中に入って早々にアイスを三人分選んで戻る。涼しい店内に後ろ髪を引かれたのも本当だけど、何となく。どうせ帰る場所も同じで10分もしない内にまた顔を合わす事になるけど。それでも。何となく。
自動ドアから出る瞬間は酷い熱気に包まれた。中に入る時横目で見た、皆に分け与えてほとんど無くなってた辰巳のアイスの実は根岸のパピコの半分と何時の間にかに替わっていた。
食べ終わったアイスの棒、それでも惜しむ様に口に咥えながら近藤がふと、言った。
気分転換にサッカーしねぇ?
中西も高田も、サッカー馬鹿だねと、笑った。大森なんてずしり、と笑いながらその背に乗っかってやっている。あちぃよ、なんて言葉だけ聞こえた。
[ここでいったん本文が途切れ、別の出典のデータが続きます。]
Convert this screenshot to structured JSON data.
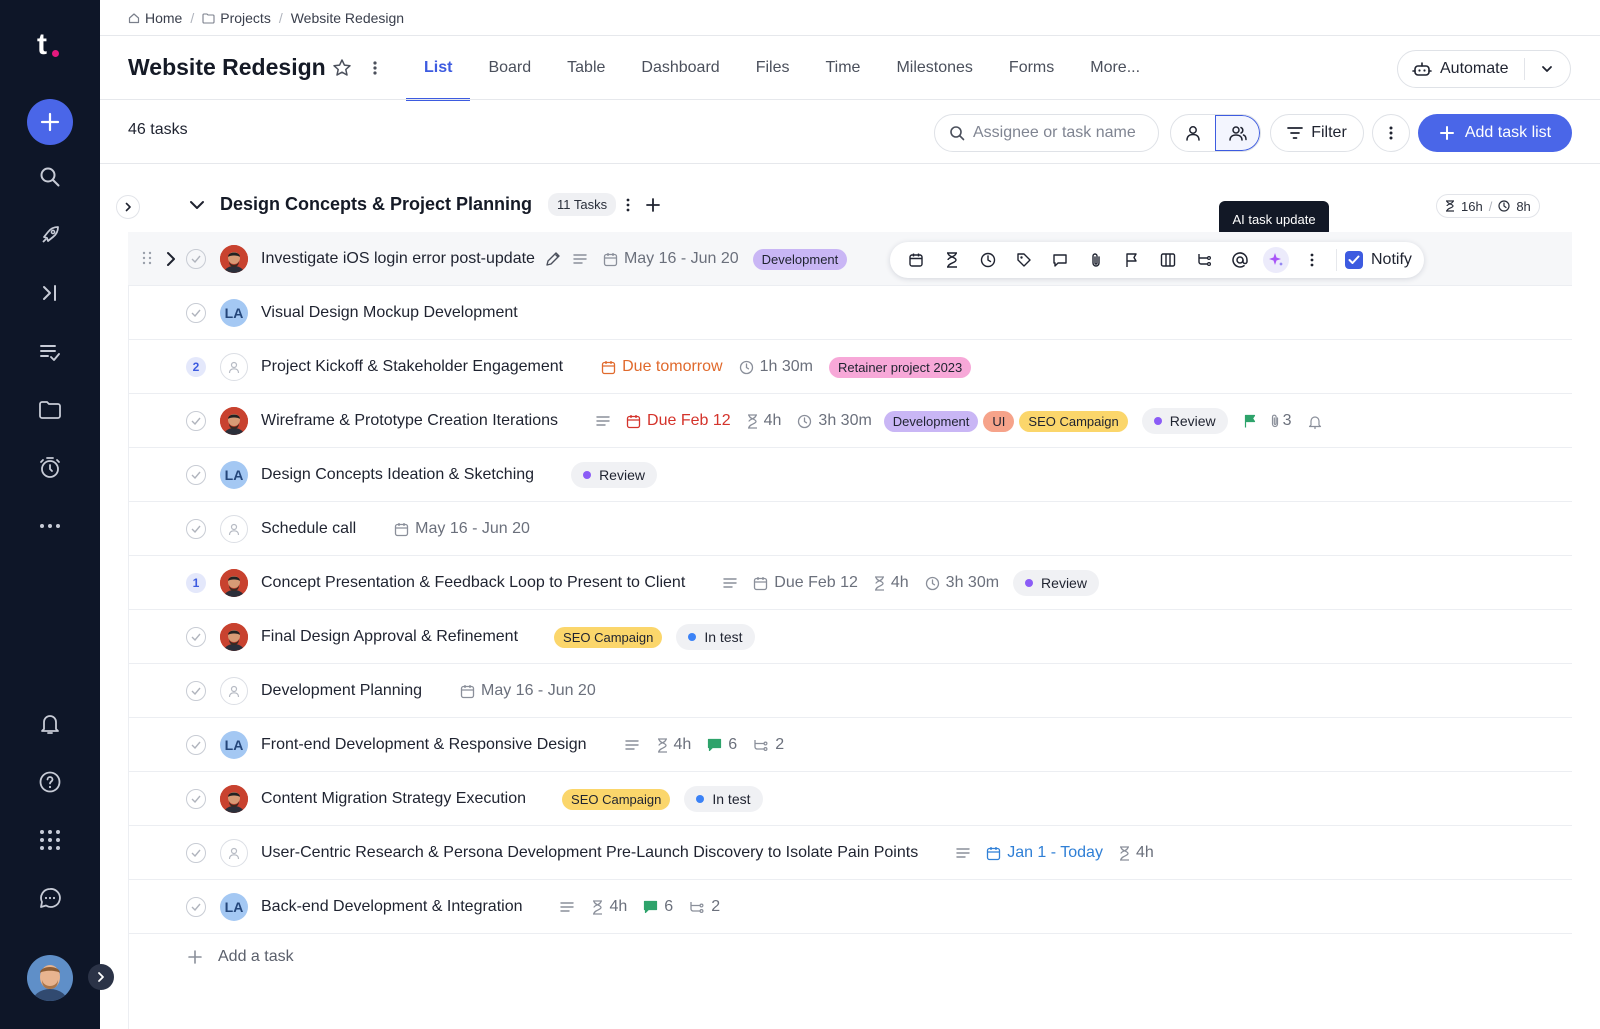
{
  "brand": {
    "logo": "t",
    "accent": "#4a66e8"
  },
  "sidebar": {
    "icons": [
      "plus-icon",
      "search-icon",
      "rocket-icon",
      "skip-icon",
      "checklist-icon",
      "folder-icon",
      "timer-icon",
      "more-icon",
      "bell-icon",
      "help-icon",
      "apps-grid-icon",
      "chat-icon"
    ]
  },
  "breadcrumb": {
    "home": "Home",
    "projects": "Projects",
    "current": "Website Redesign"
  },
  "header": {
    "title": "Website Redesign",
    "tabs": [
      "List",
      "Board",
      "Table",
      "Dashboard",
      "Files",
      "Time",
      "Milestones",
      "Forms",
      "More..."
    ],
    "active_tab": "List",
    "automate": "Automate"
  },
  "toolbar": {
    "task_count": "46 tasks",
    "search_placeholder": "Assignee or task name",
    "filter": "Filter",
    "add_task_list": "Add task list"
  },
  "group": {
    "name": "Design Concepts & Project Planning",
    "count": "11 Tasks",
    "estimate": "16h",
    "sep": "/",
    "logged": "8h",
    "tooltip": "AI task update"
  },
  "tasks": [
    {
      "name": "Investigate iOS login error post-update",
      "date": "May 16 - Jun 20",
      "tag": "Development"
    },
    {
      "name": "Visual Design Mockup Development",
      "avatar": "LA"
    },
    {
      "badge": "2",
      "name": "Project Kickoff & Stakeholder Engagement",
      "date": "Due tomorrow",
      "time": "1h 30m",
      "tag": "Retainer project 2023"
    },
    {
      "name": "Wireframe & Prototype Creation Iterations",
      "date": "Due Feb 12",
      "estimate": "4h",
      "time": "3h 30m",
      "tags": [
        "Development",
        "UI",
        "SEO Campaign"
      ],
      "status": "Review",
      "attachments": "3"
    },
    {
      "name": "Design Concepts Ideation & Sketching",
      "avatar": "LA",
      "status": "Review"
    },
    {
      "name": "Schedule call",
      "date": "May 16 - Jun 20"
    },
    {
      "badge": "1",
      "name": "Concept Presentation & Feedback Loop to Present to Client",
      "date": "Due Feb 12",
      "estimate": "4h",
      "time": "3h 30m",
      "status": "Review"
    },
    {
      "name": "Final Design Approval & Refinement",
      "tag": "SEO Campaign",
      "status": "In test"
    },
    {
      "name": "Development Planning",
      "date": "May 16 - Jun 20"
    },
    {
      "name": "Front-end Development & Responsive Design",
      "avatar": "LA",
      "estimate": "4h",
      "comments": "6",
      "subtasks": "2"
    },
    {
      "name": "Content Migration Strategy Execution",
      "tag": "SEO Campaign",
      "status": "In test"
    },
    {
      "name": "User-Centric Research & Persona Development Pre-Launch Discovery to Isolate Pain Points",
      "date": "Jan 1 - Today",
      "estimate": "4h"
    },
    {
      "name": "Back-end Development & Integration",
      "avatar": "LA",
      "estimate": "4h",
      "comments": "6",
      "subtasks": "2"
    }
  ],
  "row_actions": {
    "notify": "Notify"
  },
  "add_task": "Add a task",
  "colors": {
    "development": "#c9b6f5",
    "ui": "#f6a38a",
    "seo": "#fbd66b",
    "retainer": "#f7a8d8",
    "review": "#8b5cf6",
    "in_test": "#3b82f6"
  }
}
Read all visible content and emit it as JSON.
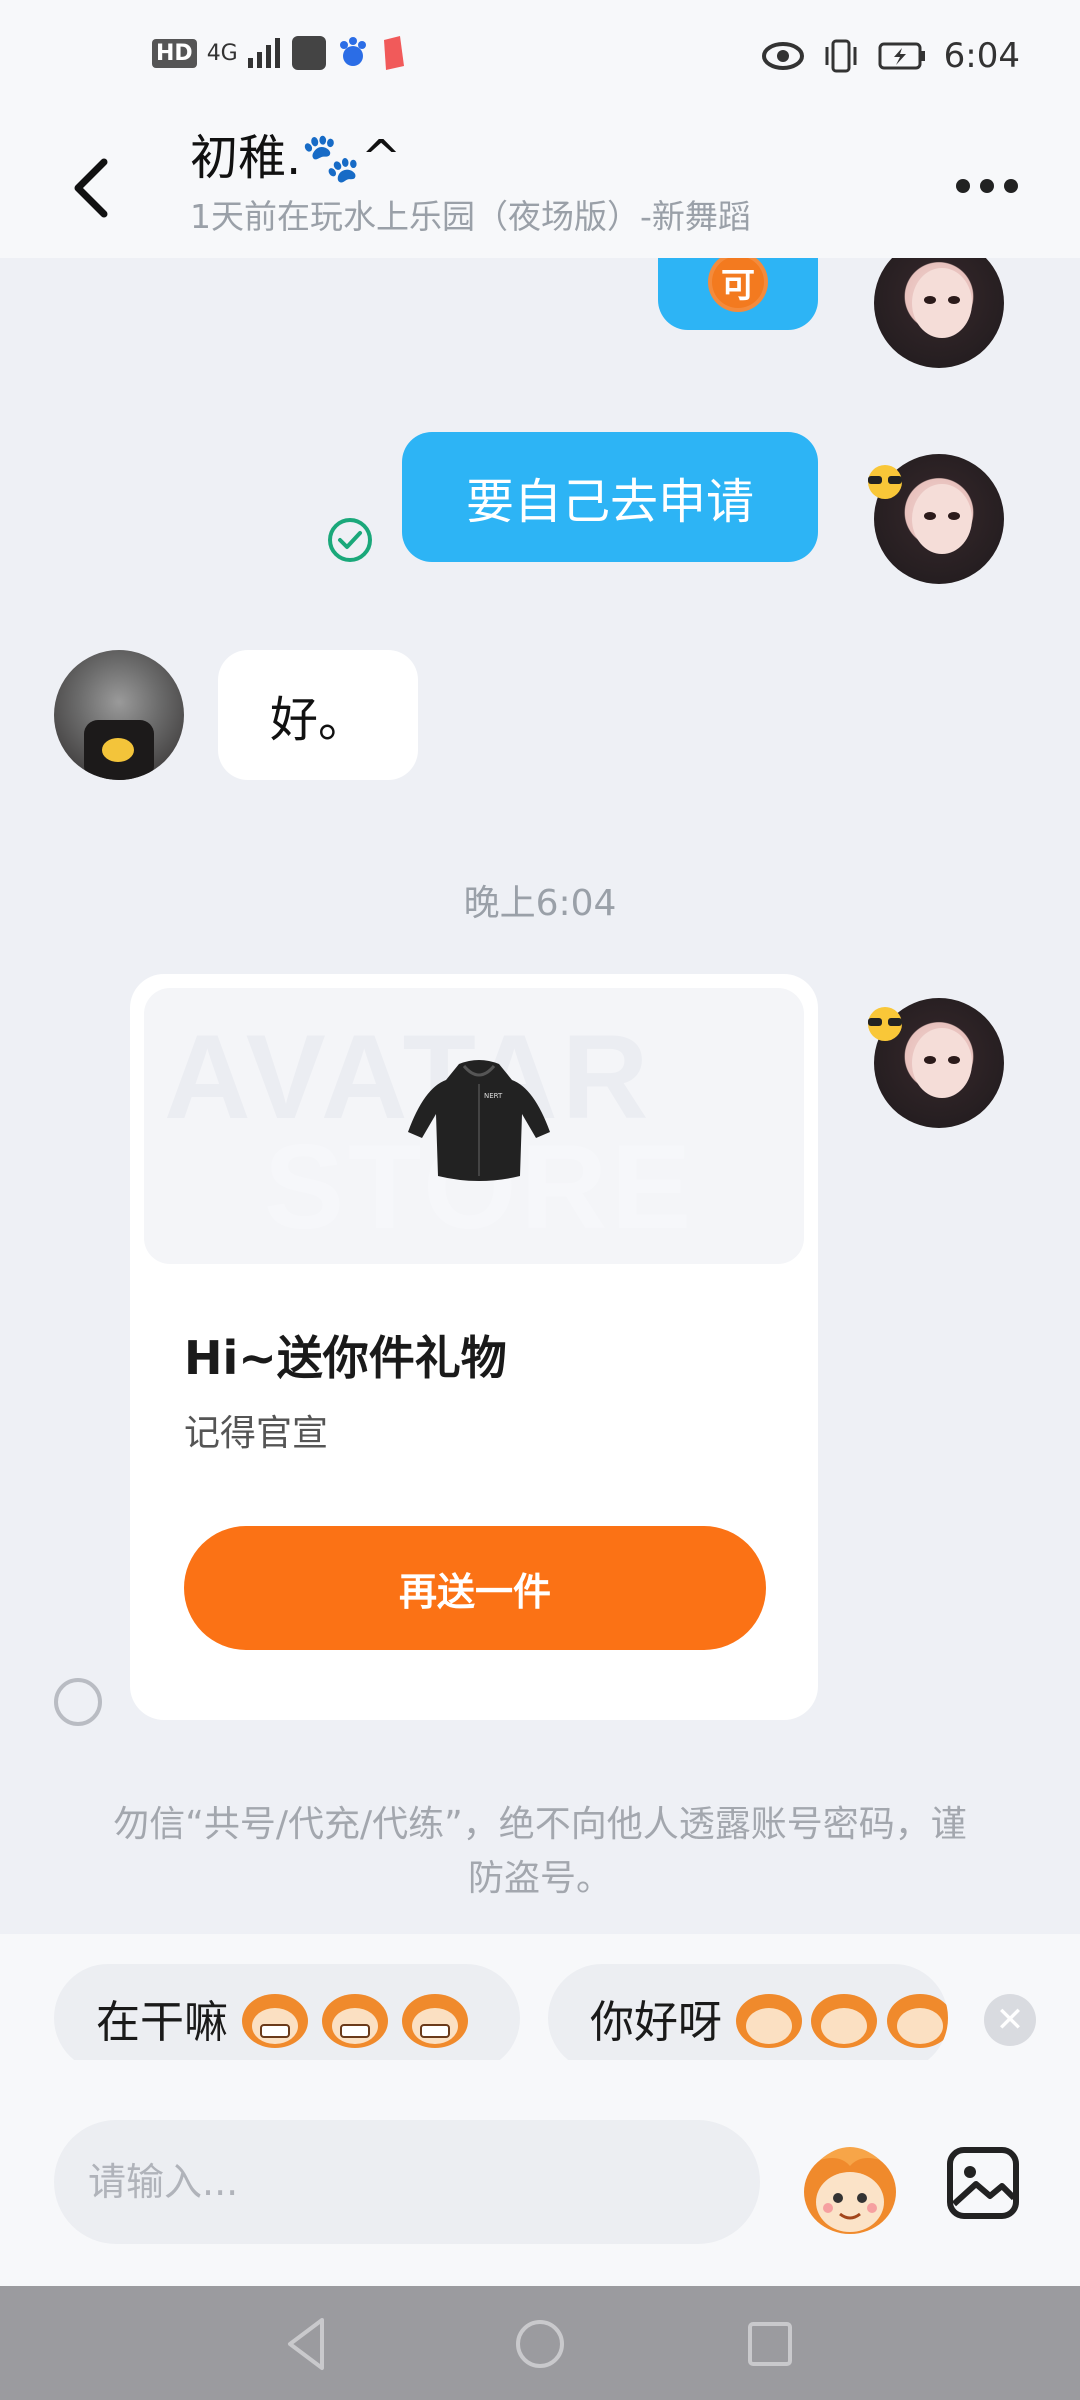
{
  "status_bar": {
    "network": "4G",
    "hd": "HD",
    "time": "6:04"
  },
  "header": {
    "title": "初稚.🐾^",
    "subtitle": "1天前在玩水上乐园（夜场版）-新舞蹈"
  },
  "messages": {
    "sent_1": "可",
    "sent_2": "要自己去申请",
    "received_1": "好。",
    "timestamp": "晚上6:04"
  },
  "gift_card": {
    "watermark_1": "AVATAR",
    "watermark_2": "STORE",
    "title": "Hi~送你件礼物",
    "subtitle": "记得官宣",
    "button": "再送一件"
  },
  "warning": "勿信“共号/代充/代练”，绝不向他人透露账号密码，谨防盗号。",
  "quick_replies": [
    {
      "text": "在干嘛"
    },
    {
      "text": "你好呀"
    }
  ],
  "input": {
    "placeholder": "请输入..."
  },
  "colors": {
    "sent_bubble": "#2db4f5",
    "gift_button": "#fb7215",
    "check": "#1aa87a"
  }
}
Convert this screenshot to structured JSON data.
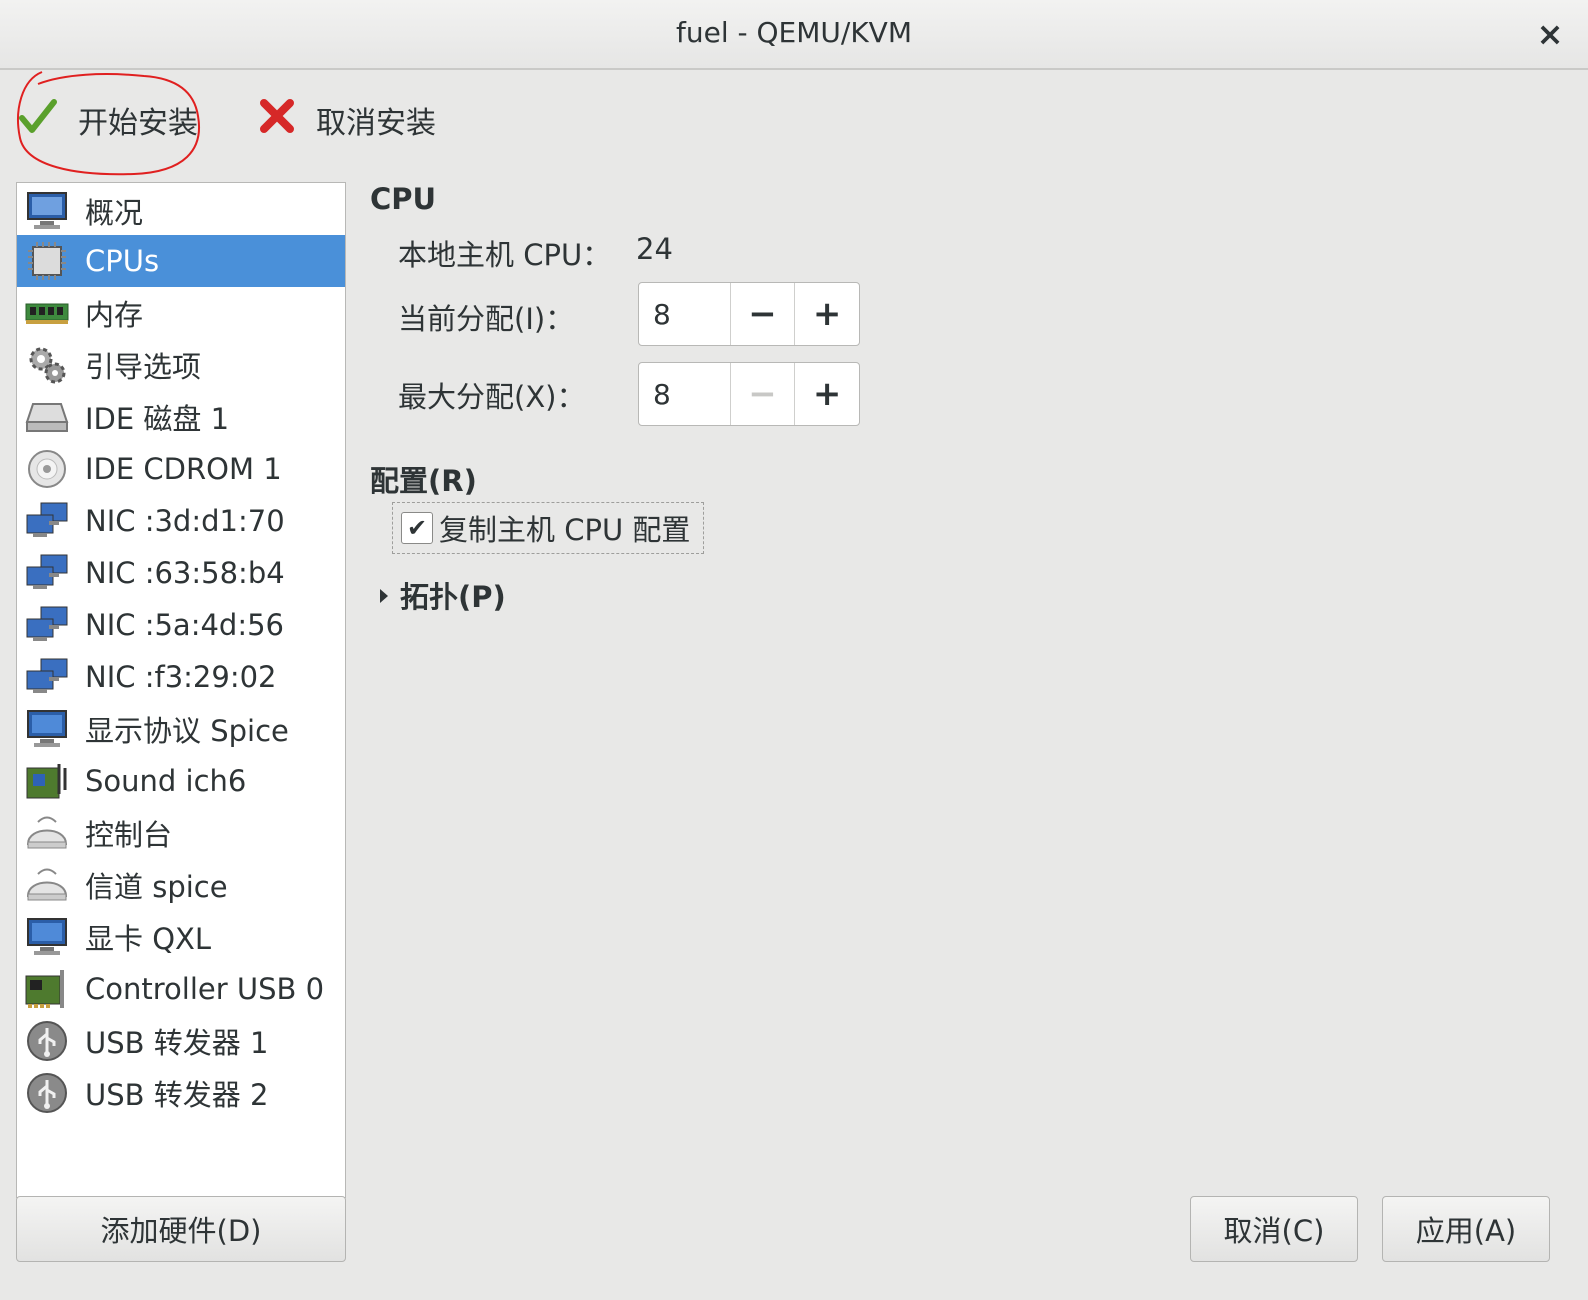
{
  "window": {
    "title": "fuel - QEMU/KVM",
    "close_glyph": "×"
  },
  "toolbar": {
    "start_install": {
      "label": "开始安装",
      "icon": "check-icon"
    },
    "cancel_install": {
      "label": "取消安装",
      "icon": "cross-icon"
    }
  },
  "sidebar": {
    "items": [
      {
        "label": "概况",
        "icon": "monitor-icon",
        "selected": false
      },
      {
        "label": "CPUs",
        "icon": "cpu-chip-icon",
        "selected": true
      },
      {
        "label": "内存",
        "icon": "memory-icon",
        "selected": false
      },
      {
        "label": "引导选项",
        "icon": "gears-icon",
        "selected": false
      },
      {
        "label": "IDE 磁盘 1",
        "icon": "disk-icon",
        "selected": false
      },
      {
        "label": "IDE CDROM 1",
        "icon": "cdrom-icon",
        "selected": false
      },
      {
        "label": "NIC :3d:d1:70",
        "icon": "network-icon",
        "selected": false
      },
      {
        "label": "NIC :63:58:b4",
        "icon": "network-icon",
        "selected": false
      },
      {
        "label": "NIC :5a:4d:56",
        "icon": "network-icon",
        "selected": false
      },
      {
        "label": "NIC :f3:29:02",
        "icon": "network-icon",
        "selected": false
      },
      {
        "label": "显示协议 Spice",
        "icon": "display-icon",
        "selected": false
      },
      {
        "label": "Sound ich6",
        "icon": "sound-icon",
        "selected": false
      },
      {
        "label": "控制台",
        "icon": "serial-icon",
        "selected": false
      },
      {
        "label": "信道 spice",
        "icon": "serial-icon",
        "selected": false
      },
      {
        "label": "显卡 QXL",
        "icon": "display-icon",
        "selected": false
      },
      {
        "label": "Controller USB 0",
        "icon": "pci-card-icon",
        "selected": false
      },
      {
        "label": "USB 转发器 1",
        "icon": "usb-icon",
        "selected": false
      },
      {
        "label": "USB 转发器 2",
        "icon": "usb-icon",
        "selected": false
      }
    ],
    "add_hardware": "添加硬件(D)"
  },
  "main": {
    "cpu_section": "CPU",
    "host_cpu_label": "本地主机 CPU：",
    "host_cpu_value": "24",
    "current_alloc_label": "当前分配(I)：",
    "current_alloc_value": "8",
    "max_alloc_label": "最大分配(X)：",
    "max_alloc_value": "8",
    "config_section": "配置(R)",
    "copy_host_cpu_label": "复制主机 CPU 配置",
    "copy_host_cpu_checked": true,
    "topology_label": "拓扑(P)"
  },
  "footer": {
    "cancel": "取消(C)",
    "apply": "应用(A)"
  },
  "colors": {
    "selection": "#4a90d9",
    "annotation": "#e02020"
  }
}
嫌がりは、しなかった。
誰一人返事もしなかったのはきっときっと、自覚済みだったからだ。
多分僕等は、類友なんて言葉が酷く似合う仲なんだろう。


精一杯、生きれるのは幸せだ。
アスファルトの上をじりじり泣き叫びながら暴れる、それでもまた飛び立つ力がもう無い蝉を、渋沢はそっと掌で包んで近くの木に添える。
きっともうすぐ消える命の灯に、そっと。頑張れと言った。
頭に過ぎる祖父の声。あの時は鼻を啜って、判るな。なんて問いかけにぶんぶんと首を振ったものだけど。
精一杯、頑張れるのは幸せだ。
気付けば松葉寮は目の前に迫り、入り口に転がるボールを捕まえながら寮内に残る友人達の名前を大きく大きく、呼んだ。


サッカーしよう。
最後の悪あがきの蝉の声に負けない様に、蝉の様に、大きく、鳴いた。



@まいにちぼくら。サッカー日和。


暑中見舞い、森メンツより。
(三笠の「茹で上がり」と多少リンクしております)
彼らの日常の一コマが、こんなんだったらとても嬉しい。仲良くあればいい。